Patrology
Cyclopedia of Biblical, Theological and Ecclesiastical Literature [1]
a term which properly applies to the doctrinal and ethical systems found in the writings of the Christian Church fathers; while Patristics strictly relates to their life, history, and literary character. The two words, however, are generally used interchangeably. The writings of the ante-Nicene fathers are remarkable for their deference to the teaching of the Scriptures. Their doctrines and exhortations are based upon the New Testament, and fortified by citations from the Gospels and Epistles. This peculiarity aids one in determining how far the New Testament was regarded as of divine authority, and what approach had then been made towards the settlement of the canon.
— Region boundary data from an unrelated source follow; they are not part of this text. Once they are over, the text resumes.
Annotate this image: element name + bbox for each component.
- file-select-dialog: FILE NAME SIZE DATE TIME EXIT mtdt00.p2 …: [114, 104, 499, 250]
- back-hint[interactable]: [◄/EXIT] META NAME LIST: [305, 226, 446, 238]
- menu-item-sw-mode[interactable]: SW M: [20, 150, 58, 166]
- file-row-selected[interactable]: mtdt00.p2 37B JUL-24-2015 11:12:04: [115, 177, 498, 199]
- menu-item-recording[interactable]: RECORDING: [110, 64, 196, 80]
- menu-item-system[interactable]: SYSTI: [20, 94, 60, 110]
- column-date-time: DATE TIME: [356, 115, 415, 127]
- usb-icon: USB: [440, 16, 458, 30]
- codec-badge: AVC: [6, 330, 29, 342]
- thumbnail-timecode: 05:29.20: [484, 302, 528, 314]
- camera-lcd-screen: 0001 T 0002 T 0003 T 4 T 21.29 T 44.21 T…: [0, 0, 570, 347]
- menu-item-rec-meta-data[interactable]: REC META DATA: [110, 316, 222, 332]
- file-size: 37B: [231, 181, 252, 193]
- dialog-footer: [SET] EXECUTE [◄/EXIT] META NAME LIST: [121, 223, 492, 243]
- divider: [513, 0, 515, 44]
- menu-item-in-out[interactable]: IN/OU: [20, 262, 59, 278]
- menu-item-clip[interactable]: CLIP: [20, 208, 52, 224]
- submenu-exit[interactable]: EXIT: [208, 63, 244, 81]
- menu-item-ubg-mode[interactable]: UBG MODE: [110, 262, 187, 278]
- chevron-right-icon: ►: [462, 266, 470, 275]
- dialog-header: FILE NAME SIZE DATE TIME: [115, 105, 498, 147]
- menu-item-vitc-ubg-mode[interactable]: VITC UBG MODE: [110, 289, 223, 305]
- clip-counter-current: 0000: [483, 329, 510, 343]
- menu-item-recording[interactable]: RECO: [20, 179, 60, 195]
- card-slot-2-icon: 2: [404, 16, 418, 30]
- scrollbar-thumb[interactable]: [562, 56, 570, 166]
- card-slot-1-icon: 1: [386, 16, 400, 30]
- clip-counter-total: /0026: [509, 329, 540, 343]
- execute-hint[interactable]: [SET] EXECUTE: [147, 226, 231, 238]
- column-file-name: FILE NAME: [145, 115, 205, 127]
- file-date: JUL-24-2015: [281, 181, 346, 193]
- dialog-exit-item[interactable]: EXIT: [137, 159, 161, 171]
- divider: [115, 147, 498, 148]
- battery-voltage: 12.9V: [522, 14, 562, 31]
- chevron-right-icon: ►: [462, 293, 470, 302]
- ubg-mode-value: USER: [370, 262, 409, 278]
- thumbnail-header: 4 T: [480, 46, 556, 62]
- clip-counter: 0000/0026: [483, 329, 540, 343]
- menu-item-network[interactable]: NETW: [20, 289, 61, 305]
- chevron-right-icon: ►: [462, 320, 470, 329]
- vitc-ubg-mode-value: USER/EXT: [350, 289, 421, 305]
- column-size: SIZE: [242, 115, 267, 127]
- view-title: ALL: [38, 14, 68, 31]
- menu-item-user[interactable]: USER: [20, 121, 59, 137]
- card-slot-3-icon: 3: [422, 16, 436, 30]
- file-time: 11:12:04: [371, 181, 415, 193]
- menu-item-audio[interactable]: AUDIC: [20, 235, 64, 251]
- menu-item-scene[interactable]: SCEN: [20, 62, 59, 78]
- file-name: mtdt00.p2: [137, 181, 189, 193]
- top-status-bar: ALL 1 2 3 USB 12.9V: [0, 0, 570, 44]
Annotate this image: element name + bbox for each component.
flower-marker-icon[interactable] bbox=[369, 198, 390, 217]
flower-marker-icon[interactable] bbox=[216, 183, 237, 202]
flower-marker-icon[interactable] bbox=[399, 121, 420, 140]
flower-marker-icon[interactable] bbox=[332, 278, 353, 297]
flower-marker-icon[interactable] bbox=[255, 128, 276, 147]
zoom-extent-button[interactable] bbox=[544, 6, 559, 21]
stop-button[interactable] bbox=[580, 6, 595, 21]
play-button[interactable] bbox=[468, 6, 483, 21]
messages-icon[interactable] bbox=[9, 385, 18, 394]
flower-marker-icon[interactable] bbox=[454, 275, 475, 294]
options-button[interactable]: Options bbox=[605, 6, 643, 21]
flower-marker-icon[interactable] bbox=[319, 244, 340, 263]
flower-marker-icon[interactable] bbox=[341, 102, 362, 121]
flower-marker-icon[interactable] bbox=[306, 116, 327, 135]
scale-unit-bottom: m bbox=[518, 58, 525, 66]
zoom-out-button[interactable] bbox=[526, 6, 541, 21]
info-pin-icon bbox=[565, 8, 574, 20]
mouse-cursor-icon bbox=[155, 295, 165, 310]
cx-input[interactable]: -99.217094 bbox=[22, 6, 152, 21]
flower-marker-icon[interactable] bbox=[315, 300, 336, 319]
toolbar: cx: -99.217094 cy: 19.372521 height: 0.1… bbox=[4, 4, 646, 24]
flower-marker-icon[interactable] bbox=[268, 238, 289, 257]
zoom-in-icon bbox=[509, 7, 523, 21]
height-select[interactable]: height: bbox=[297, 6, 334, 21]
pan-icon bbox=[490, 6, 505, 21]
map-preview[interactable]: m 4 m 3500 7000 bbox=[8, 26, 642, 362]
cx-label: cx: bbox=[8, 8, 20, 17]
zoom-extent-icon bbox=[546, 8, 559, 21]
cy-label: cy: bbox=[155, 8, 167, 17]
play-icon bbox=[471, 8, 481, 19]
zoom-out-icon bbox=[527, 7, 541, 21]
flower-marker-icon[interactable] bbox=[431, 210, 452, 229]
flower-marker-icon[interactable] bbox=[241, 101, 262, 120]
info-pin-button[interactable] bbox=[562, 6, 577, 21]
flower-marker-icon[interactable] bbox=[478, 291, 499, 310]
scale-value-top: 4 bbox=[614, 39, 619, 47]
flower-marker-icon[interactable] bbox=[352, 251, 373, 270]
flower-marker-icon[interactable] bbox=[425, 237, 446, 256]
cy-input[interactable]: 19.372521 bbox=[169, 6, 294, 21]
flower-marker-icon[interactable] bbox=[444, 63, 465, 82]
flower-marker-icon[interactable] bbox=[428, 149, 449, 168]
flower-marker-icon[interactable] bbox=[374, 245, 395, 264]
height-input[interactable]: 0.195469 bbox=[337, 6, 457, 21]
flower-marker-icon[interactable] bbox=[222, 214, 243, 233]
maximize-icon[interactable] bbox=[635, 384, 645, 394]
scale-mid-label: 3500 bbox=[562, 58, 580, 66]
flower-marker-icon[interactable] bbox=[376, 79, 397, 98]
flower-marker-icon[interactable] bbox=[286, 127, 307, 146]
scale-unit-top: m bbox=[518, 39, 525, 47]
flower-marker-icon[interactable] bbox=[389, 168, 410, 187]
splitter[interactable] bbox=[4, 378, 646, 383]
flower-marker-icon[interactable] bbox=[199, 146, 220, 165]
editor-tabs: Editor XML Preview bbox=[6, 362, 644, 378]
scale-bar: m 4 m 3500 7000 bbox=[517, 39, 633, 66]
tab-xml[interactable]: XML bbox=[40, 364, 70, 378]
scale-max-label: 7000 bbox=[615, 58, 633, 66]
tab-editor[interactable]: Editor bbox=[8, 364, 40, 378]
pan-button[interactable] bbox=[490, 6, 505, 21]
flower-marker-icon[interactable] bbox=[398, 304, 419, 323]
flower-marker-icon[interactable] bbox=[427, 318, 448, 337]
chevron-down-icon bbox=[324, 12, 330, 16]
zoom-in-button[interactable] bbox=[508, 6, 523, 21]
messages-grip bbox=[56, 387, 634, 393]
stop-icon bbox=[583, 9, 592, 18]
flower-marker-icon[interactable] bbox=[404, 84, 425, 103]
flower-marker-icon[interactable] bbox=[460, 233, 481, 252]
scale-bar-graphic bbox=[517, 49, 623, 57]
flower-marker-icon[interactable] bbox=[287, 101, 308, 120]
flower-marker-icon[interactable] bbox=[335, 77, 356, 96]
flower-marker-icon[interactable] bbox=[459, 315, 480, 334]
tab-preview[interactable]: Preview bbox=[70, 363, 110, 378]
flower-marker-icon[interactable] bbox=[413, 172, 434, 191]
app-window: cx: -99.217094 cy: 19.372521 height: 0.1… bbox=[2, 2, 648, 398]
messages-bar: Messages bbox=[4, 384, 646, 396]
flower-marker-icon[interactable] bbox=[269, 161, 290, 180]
The ante-Nicene fathers agree in their testimony to the reformation wrought by Christianity in private morals and in public manners. Thus Tertullian, in his Apology, boldly challenges the enemies of Christians to point out any evil in their lives that can be fairly ascribed to their religion, and refers with exultation to their domestic purity, their integrity in business, their sobriety and order, and their abounding charities, as fruits of the Gospel. Nor are there wanting in the ante-Nicene fathers traces of that spirit of philosophy and of erudition which in their successors shaped the doctrinal germs of the New Testament into elaborate systems of theology, varying according to the influence of Plato and of Aristotle upon the thought of the age, though in general one finds in that period rather the elementary and practical truths that belong to an age of missionary zeal. But though we may not look to the early fathers for classic elegance of style or the perfection of rhetorical art, one is charmed with their simple fervor, with their earnestness of purpose, with their unflinching devotion to the cause they had espoused; and something of roughness, even of violence, may be pardoned in men who lived in stormy times, and spoke and wrote in view of the torture, the block, the arena. We owe to them a living picture of Christianity as a working power in human thought and society at the beginning of its triumphs. (See Patristics).